Why Uber is still a BUY despite all resignation of CEO and sexual harassment news


Summary of Uber’s financials:

l  Gross bookings were up 17% in the second quarter

l  The number of trips taken rose 150% in the past year

l  its adjusted loss fell

l  Uber drivers have earned $50 million in tips since the program started in late June



Despite all the sexual harrassment and resignation of CEO news, the ride-hail giant's core business, however, appears to have kept humming along

Uber spent most of the quarter under the cloud of a well-publicized internal investigation into sexual harassment and other unsavory aspects of company culture, and ended it with the forced resignation of CEO Travis Kalanick.





The numbers:

·       Gross bookings rose 17% in the second quarter to $8.7 billion (and doubled from a year earlier).

·       Adjusted net revenue was $1.75 billion in Q2 vs $1.5 billion in Q1 and around $800 million in Q2 2016.

·       Adjusted net loss fell almost 9% quarter-over-quarter to $645 million and over 14% year-over-year.

·       Global trips increased 150% year-over-year, including 90% growth in developed markets and over 250% growth in developing markets. This excludes China, which Uber exited last summer in exchange for an equity stake in Didi Chuxing. It includes Russia, where Uber's recently-announced partnership with Yandex has yet to be approved by local regulators.

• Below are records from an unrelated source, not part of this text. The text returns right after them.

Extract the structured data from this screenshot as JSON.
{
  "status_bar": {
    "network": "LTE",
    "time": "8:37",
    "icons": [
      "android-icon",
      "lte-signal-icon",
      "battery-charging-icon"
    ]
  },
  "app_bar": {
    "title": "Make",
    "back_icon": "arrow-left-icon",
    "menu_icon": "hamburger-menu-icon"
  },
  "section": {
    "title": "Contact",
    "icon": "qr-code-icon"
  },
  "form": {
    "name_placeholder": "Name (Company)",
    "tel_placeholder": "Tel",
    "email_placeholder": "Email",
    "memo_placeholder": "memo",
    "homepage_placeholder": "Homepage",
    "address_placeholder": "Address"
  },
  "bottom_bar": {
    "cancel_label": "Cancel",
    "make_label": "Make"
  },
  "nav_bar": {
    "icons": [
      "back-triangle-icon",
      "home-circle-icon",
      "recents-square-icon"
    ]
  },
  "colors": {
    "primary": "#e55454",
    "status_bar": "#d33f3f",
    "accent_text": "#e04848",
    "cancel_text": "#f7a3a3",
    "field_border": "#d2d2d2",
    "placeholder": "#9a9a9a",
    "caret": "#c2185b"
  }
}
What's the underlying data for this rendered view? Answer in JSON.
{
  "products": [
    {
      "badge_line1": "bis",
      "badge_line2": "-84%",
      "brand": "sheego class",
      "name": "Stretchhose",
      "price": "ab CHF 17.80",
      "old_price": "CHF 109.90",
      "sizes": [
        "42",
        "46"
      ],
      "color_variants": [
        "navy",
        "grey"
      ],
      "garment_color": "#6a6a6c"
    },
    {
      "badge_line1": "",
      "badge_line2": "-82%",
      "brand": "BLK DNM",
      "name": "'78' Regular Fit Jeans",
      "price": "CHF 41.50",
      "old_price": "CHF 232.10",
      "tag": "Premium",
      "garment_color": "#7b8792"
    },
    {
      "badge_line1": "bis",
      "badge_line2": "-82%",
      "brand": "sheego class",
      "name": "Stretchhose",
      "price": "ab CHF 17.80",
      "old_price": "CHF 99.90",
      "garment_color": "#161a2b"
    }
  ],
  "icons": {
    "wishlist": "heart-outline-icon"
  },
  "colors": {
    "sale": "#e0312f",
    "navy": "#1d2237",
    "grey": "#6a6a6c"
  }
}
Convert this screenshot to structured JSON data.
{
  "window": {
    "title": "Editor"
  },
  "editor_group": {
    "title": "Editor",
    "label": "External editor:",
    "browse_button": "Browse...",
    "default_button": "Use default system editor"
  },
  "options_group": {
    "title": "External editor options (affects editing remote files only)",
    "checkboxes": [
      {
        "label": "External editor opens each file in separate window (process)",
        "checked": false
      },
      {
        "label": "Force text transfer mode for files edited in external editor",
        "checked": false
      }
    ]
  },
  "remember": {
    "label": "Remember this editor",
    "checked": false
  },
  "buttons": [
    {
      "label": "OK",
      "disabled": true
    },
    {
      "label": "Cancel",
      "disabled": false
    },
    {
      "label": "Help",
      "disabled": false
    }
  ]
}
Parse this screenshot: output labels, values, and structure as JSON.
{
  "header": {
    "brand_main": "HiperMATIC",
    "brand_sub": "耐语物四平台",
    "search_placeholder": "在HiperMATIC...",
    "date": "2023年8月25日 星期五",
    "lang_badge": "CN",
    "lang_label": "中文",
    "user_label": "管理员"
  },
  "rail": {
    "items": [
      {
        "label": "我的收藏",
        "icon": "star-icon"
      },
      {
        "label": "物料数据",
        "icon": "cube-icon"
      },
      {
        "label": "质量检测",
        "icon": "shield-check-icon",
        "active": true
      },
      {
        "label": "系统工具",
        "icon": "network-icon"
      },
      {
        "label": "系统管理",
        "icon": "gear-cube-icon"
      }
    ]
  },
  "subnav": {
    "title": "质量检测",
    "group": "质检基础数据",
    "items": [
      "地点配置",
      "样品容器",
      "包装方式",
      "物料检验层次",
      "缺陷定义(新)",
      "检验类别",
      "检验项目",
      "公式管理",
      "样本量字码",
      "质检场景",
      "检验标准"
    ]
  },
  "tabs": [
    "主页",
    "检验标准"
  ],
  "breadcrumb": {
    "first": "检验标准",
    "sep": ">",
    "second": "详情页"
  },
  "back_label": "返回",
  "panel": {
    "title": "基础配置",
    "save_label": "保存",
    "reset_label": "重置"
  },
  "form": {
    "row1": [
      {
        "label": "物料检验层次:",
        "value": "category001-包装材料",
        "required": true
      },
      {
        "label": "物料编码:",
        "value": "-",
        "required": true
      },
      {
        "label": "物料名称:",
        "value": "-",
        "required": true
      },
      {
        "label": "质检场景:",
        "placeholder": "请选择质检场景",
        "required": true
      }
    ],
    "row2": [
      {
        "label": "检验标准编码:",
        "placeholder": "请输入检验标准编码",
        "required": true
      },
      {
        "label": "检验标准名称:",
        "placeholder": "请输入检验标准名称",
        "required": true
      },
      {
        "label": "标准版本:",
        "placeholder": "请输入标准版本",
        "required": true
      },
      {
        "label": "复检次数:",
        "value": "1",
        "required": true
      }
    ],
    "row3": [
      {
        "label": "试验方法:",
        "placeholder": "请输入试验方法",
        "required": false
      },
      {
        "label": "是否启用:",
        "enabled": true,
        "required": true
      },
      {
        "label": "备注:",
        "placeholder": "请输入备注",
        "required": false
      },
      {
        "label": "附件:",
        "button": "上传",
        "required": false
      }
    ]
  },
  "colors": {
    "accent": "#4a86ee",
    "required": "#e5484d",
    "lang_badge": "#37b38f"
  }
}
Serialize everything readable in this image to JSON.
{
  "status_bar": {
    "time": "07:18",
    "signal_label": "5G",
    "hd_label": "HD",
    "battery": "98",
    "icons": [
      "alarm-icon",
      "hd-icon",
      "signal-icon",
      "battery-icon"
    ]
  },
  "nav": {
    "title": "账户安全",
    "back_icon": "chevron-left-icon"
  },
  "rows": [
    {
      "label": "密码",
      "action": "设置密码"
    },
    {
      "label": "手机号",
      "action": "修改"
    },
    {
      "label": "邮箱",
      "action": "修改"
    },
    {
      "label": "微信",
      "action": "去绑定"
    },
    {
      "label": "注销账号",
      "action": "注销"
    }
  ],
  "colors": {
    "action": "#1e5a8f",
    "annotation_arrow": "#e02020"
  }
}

·       Uber had $6.6 billion in cash at quarter's end, down from around $7.2 billion at the end of Q1.

·       Uber drivers have earned around $50 million in tips between when the program was rolled out in select markets on June 20 and the beginning of this week. For context, Lyft reported a similar $50 million figure for a 2.5 month period ending in the middle of this past June, but that was for a longer time period and for all of its markets (Lyft originally launched tipping nearly five years ago, generating over $250 million to date).